Al questionario Space I – 2015 ha risposto l’87% dei Paesi membri, pari a 45 delle 52 amministrazioni penitenziarie presenti nei 47 Stati del Consiglio d’Europa. Da tali risposte emerge che al 1° settembre 2015 le persone detenute nelle carceri europee (con l’eccezione di Bosnia Erzegovina, Islanda, Malta, Monaco, Islanda e Ucraina, i cui dati non sono stati resi disponibili) sono 1.404.398, circa 125.000 in meno rispetto al 2014. Ne è diretta conseguenza che anche il tasso medio europeo di detenzione, oggi pari a 115,7 detenuti ogni 100.000 abitanti, sia diminuito del 7% rispetto al 2014, quando era di 124 detenuti su 100.000 abitanti. Sebbene tali cifre mostrino un generale calo del numero di detenuti, la situazione delle carceri rimane insoddisfacente, con ben il 33,3% delle strutture in stato di sovraffollamento e una media europea di 94 detenuti ogni 100 posti disponibili.

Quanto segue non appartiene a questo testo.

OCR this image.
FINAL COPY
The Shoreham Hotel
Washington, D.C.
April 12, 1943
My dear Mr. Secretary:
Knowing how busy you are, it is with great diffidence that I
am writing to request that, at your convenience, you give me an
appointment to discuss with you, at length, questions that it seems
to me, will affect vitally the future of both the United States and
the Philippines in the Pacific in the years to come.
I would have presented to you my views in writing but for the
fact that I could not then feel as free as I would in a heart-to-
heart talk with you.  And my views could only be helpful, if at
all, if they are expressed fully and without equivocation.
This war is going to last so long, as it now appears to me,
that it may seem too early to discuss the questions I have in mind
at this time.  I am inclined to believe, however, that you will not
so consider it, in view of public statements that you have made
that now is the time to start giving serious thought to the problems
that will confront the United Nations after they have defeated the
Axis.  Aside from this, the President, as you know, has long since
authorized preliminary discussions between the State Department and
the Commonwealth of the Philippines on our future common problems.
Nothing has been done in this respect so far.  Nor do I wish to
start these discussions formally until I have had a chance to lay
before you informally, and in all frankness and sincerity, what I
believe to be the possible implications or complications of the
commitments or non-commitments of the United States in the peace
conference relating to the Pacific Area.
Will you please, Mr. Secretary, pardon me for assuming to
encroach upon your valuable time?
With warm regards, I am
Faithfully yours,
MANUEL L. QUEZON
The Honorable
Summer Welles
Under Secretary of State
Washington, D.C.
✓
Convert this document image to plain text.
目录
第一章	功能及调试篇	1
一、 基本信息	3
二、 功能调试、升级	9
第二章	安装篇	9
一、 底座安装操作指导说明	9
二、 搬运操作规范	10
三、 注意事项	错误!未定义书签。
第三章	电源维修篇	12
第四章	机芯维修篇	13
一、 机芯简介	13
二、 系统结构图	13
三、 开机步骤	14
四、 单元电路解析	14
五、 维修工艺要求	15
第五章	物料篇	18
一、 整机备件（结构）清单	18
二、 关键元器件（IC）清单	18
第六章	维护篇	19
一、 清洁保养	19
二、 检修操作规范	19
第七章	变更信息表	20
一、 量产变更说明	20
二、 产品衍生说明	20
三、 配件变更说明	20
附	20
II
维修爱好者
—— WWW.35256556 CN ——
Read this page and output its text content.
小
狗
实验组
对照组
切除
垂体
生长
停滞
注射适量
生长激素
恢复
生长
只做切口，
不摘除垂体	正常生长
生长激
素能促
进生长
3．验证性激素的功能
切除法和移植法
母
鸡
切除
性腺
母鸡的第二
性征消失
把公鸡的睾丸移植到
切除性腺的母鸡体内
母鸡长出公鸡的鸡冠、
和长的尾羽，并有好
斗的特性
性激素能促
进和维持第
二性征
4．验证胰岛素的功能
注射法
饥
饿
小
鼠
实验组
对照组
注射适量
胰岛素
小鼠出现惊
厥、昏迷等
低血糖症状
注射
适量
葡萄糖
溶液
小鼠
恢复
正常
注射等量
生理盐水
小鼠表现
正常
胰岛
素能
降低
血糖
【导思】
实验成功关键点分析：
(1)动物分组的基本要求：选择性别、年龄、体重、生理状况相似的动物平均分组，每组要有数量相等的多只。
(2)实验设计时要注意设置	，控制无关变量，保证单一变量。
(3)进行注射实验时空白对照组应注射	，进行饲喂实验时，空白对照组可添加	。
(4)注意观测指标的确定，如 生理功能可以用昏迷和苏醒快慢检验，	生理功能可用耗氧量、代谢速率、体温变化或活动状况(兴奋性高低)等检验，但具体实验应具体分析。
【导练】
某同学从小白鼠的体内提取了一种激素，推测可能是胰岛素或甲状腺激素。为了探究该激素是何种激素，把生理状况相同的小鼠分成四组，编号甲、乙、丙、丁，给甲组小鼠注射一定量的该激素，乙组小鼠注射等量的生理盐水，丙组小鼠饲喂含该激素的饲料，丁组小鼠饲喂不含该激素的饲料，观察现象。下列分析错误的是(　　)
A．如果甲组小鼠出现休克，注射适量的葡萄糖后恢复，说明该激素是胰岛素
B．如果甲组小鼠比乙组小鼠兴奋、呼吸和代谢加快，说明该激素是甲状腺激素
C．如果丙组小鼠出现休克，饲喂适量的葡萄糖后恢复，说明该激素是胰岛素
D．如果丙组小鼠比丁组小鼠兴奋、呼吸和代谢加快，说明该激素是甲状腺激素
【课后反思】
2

Spostando l’attenzione, invece, sulla composizione qualitativa della popolazione carceraria così come mostrata dalle statistiche, tre dati saltano all’occhio: l’età media dei detenuti è aumentata di un anno rispetto ai tre precedenti rilevamenti e si assesta per il 2015 a 35 anni; la componente femminile continua a costituire una bassa percentuale sul totale, seppure in lieve crescita: 5,2% (si fermava al 5% nel 2014); infine, il dato forse più interessante è quello che riguarda le percentuali di cittadini stranieri detenuti. A tal proposito è bene premettere che esistono grandi differenze tra Stato e Stato (ad esempio, in Romania solo lo 0,9% dei detenuti è straniero, mentre a San Marino gli stranieri sono il 100%); ciò nonostante la mediana europea per il 2015 è pari al 10,8%, in sensibile calo rispetto all’anno precedente (era 13,3%). Da ultimo la percentuale delle persone detenute in carcere in attesa di giudizio è pari, a livello europeo, al 26,9%.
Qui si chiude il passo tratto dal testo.